Frequency Distributions 10. Readability for Grouped Frequency Tables Alternate Answer

Alternate solution for:

wnba = pd.read_csv('wnba.csv')

bins = 10

def interval_wbins(start, end, bins):
    return pd.interval_range(start=start, end=end, freq=(end-start) / bins)

intervals = interval_wbins(0, 600, bins)

gr_freq_table_10 = pd.Series([0 for i in range(bins)], index=intervals)

def if_in_interval(value, interval):
    return 1 if value in interval else 0

from itertools import product
for value, interval in product(wnba['PTS'], gr_freq_table_10.index):
    gr_freq_table_10.loc[interval] += if_in_interval(value, interval)

in this case, product() creates an iterable of all possible combinations of values and intervals. The if_in_interval() function just checks to see if the value is in the interval: if it is it returns a 1, and if it isn’t it returns a 0. Regardless, the output will be added to the value in the Series for every iteration in the product.

The product() is to get rid of the nested for-loops, and the user-defined function if_in_interval() is an alternative to breaking out of a for-loop. I think you could skip the function if you wanted to, but you would have to make the line a lot longer or break it up.

The interval_wbins() function is entirely unnecessary. I just made it in case I wanted to try a different number of “bins” for making the intervals.
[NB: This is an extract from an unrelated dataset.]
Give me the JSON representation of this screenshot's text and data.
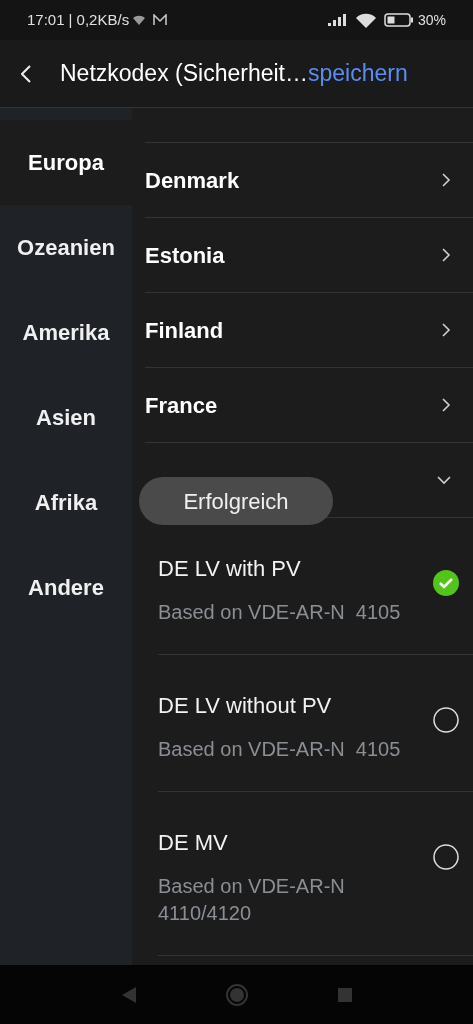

I initially thought that I could create the entire Series gr_freq_table_10 in one go with comprehensions or for-loops, but it didn’t work out. I like creating entire DataFrames out of comprehensions, but I couldn’t figure out a simple way to add up all the occurrences of the values in relation to the chosen intervals without using the method above. Either way, I think it looks a lot nicer than nested for-loops and breaking.